Ohne ein Mehr an Zuwanderung werde das Potenzial an Erwerbstätigen bis 2050 von heute 45 auf dann 27 Millionen Menschen sinken, hat Herbert Brückner, Forschungsbereichsleiter am Institut für Arbeitsmarkt- und Berufsforschung (IAB) in der Studie vorgerechnet. Aktuell kommen immer mehr qualifizierte Einwanderer ins Land: 2009 etwa hatten bereits 43 Prozent der Neuzuwanderer einen Hochschul-, Meister- oder Technikerabschluss. Damit hatte sich diese Quote seit dem Jahr 2000 annähernd verdoppelt. "Die Struktur der Einwanderung nach Deutschland hat sich verändert", sagt Brücker.

Forscher fordern gezielte Steuerung von Zuwanderung

Noch profitiert Deutschland davon, dass sich die wirtschaftliche Situation in anderen Ländern verschlechtert hat – zuletzt etwa in den südeuropäischen Staaten. Doch nur mit einer gezielten Steuerung der Einwanderung, etwa mit gestuften Aufenthalts- und Arbeitsgenehmigungen für Hochqualifizierte, Fachkräfte in Mangelberufen, Bildungszuwanderer und temporäre Fachkräfte, sei dieser positive Trend zu halten, glauben die Arbeitsmarktforscher.

Zudem fordern die Wissenschaftler ein Gesamtpaket aus Lebensqualität, Sicherheit, Infrastruktur und Perspektiven für Angehörige. "Die erste Aufgabe ist, gut qualifizierte Einwanderer zu gewinnen – die zweite Aufgabe lautet, sie zu halten", sagte Jörg Dräger, Vorstand der Bertelsmann-Stiftung, bei der Vorstellung der Studie.
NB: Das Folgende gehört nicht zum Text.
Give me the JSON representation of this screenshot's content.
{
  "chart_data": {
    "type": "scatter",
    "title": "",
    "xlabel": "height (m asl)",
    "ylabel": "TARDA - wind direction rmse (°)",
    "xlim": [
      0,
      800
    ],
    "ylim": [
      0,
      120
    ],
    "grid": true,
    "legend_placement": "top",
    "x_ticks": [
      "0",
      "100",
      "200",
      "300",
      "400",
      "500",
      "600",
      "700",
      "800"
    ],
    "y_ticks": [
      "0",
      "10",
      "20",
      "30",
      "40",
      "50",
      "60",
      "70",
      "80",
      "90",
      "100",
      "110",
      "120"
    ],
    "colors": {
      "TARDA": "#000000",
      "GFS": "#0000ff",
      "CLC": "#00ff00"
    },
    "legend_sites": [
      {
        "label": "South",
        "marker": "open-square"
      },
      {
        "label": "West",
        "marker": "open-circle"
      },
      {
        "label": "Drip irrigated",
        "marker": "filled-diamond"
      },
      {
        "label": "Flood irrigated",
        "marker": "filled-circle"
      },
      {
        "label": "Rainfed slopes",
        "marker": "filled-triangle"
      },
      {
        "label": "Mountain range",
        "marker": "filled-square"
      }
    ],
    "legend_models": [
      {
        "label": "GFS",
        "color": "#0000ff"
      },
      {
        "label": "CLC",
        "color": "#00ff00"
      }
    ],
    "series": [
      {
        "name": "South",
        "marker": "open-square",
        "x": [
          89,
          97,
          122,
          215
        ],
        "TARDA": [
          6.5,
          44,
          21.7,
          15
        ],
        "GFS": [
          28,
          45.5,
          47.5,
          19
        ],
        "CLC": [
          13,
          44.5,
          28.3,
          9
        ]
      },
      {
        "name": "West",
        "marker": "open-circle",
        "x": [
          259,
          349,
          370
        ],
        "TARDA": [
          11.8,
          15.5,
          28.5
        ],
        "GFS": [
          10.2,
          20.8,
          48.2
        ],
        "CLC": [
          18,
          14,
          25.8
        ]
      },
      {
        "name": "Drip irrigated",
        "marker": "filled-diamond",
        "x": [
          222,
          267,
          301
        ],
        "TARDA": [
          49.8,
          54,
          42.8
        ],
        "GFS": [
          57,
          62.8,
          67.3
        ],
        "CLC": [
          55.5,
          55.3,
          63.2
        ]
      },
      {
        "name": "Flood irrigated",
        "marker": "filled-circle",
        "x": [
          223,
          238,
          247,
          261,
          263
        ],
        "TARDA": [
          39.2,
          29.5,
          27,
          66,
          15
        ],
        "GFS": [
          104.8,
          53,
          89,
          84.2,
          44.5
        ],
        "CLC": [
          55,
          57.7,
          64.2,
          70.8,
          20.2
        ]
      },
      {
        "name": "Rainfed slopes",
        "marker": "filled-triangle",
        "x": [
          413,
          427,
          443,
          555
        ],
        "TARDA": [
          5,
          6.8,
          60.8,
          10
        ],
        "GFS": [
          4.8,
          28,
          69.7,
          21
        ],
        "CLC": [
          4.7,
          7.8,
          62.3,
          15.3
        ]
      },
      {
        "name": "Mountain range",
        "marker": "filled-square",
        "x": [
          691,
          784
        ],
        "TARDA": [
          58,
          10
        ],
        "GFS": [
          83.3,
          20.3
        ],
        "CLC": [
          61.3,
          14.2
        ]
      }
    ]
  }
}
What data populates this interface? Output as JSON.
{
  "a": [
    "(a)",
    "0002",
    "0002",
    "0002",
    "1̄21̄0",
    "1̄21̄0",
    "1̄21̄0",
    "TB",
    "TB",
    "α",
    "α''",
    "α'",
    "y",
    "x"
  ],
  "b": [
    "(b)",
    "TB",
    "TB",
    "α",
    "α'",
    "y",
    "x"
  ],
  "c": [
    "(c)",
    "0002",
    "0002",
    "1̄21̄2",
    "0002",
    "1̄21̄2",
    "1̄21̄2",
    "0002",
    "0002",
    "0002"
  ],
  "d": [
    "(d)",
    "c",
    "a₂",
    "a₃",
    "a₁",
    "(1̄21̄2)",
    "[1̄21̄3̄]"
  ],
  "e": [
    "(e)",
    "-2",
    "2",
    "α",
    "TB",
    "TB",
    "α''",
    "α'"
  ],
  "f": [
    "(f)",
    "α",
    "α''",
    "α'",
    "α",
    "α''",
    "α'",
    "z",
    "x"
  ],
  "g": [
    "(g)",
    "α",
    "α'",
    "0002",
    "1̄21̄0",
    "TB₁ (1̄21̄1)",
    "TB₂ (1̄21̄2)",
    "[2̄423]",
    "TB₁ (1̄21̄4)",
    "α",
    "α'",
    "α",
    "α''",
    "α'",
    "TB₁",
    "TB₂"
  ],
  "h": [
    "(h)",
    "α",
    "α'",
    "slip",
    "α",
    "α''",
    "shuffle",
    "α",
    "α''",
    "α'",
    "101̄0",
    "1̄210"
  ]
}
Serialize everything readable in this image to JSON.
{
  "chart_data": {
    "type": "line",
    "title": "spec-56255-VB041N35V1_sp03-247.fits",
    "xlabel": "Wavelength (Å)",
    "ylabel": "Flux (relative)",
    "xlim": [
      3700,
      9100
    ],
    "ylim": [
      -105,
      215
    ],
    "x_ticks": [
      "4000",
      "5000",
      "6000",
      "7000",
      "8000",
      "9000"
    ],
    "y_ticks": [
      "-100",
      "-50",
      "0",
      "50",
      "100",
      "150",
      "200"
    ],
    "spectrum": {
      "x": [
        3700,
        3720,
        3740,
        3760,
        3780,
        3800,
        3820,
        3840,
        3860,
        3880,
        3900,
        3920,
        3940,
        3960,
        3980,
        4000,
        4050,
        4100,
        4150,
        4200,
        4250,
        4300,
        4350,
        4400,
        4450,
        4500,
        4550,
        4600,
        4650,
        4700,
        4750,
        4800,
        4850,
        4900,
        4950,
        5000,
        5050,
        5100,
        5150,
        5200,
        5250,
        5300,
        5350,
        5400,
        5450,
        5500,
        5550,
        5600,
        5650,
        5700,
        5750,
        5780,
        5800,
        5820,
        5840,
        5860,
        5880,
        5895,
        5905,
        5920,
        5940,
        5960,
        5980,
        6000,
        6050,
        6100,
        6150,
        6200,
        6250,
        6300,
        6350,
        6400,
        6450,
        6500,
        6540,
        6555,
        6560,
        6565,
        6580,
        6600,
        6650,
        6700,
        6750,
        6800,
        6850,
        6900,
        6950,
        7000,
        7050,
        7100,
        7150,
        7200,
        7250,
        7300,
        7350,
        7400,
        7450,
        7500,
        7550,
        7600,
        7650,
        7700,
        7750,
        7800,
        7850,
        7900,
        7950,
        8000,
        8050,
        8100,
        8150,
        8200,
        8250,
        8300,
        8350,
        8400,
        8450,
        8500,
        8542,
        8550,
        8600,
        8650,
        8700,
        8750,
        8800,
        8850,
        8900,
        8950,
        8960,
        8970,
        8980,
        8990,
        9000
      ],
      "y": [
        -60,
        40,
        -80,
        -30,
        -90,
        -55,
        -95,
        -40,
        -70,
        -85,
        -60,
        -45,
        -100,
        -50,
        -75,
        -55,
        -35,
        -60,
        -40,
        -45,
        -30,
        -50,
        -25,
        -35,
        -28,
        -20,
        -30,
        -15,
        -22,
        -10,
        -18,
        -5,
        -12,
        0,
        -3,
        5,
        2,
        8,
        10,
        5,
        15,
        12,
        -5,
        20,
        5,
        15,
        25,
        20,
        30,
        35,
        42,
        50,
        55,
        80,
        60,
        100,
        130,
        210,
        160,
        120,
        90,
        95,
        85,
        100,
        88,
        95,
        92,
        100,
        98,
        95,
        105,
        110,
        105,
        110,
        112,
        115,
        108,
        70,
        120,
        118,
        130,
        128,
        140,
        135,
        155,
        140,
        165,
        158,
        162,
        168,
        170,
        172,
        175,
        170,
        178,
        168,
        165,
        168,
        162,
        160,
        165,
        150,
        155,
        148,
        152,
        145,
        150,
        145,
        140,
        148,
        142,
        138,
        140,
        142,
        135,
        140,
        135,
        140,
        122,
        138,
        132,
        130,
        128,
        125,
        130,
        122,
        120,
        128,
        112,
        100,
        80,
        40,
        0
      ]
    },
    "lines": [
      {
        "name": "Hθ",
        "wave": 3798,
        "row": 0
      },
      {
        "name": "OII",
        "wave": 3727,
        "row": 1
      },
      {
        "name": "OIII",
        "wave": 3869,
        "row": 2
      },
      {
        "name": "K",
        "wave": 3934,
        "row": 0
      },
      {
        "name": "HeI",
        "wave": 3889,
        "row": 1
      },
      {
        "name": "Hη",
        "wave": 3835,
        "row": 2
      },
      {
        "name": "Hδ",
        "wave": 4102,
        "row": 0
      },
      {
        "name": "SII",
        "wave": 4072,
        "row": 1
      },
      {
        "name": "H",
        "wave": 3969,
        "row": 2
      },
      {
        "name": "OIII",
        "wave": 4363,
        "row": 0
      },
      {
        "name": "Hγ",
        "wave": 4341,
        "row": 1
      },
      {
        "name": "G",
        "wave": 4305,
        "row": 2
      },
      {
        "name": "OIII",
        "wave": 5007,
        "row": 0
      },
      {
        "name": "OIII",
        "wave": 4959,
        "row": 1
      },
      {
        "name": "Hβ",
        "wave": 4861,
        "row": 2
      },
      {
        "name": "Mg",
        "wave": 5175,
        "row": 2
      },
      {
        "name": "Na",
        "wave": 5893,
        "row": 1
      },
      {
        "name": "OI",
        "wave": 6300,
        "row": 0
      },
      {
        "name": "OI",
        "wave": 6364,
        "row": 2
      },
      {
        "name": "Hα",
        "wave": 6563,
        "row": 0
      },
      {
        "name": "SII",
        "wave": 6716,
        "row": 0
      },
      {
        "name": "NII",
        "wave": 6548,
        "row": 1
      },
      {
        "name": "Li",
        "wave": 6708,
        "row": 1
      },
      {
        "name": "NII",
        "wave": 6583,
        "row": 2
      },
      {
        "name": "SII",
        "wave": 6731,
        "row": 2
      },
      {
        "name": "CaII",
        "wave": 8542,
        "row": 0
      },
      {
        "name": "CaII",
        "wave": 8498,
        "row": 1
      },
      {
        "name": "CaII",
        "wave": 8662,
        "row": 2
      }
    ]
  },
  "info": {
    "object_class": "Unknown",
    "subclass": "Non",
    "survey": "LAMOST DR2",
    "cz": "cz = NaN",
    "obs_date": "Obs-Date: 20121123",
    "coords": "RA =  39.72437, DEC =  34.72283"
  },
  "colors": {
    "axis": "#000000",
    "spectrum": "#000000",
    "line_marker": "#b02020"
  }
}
Auch das Institut der deutschen Wirtschaft (IW) Köln zog in einer ersten Reaktion auf die Zensus-Zahlen ähnliche Schlüsse: "Um die Zahl der Einwohner hierzulande zu stabilisieren, ist es wichtig, Deutschland für Zuwanderer attraktiv zu machen", teilte IW mit.

Mehr Zuwanderung lohnt sich volkswirtschaftlich, davon sind die Forscher überzeugt: Untersuchungen hätten gezeigt, dass mehr Menschen mehr Wirtschaftswachstum mit sich brächten. Eine Zunahme der jährlichen Nettozuwanderung um 100.000 Menschen erhöhe die jährliche Wachstumsrate des Bundesinlandsproduktes langfristig um 0,2 Prozentpunkte, sagt das IW.

Leserkommentare
  1. "In Deutschland leben weniger potenzielle Arbeitnehmer als gedacht"
    -------------------------
    ...aber immer noch knapp 3 Millionen, die nichts zu tun haben und ebensoviel, die mit einem Hungerlohn abgespeist werden.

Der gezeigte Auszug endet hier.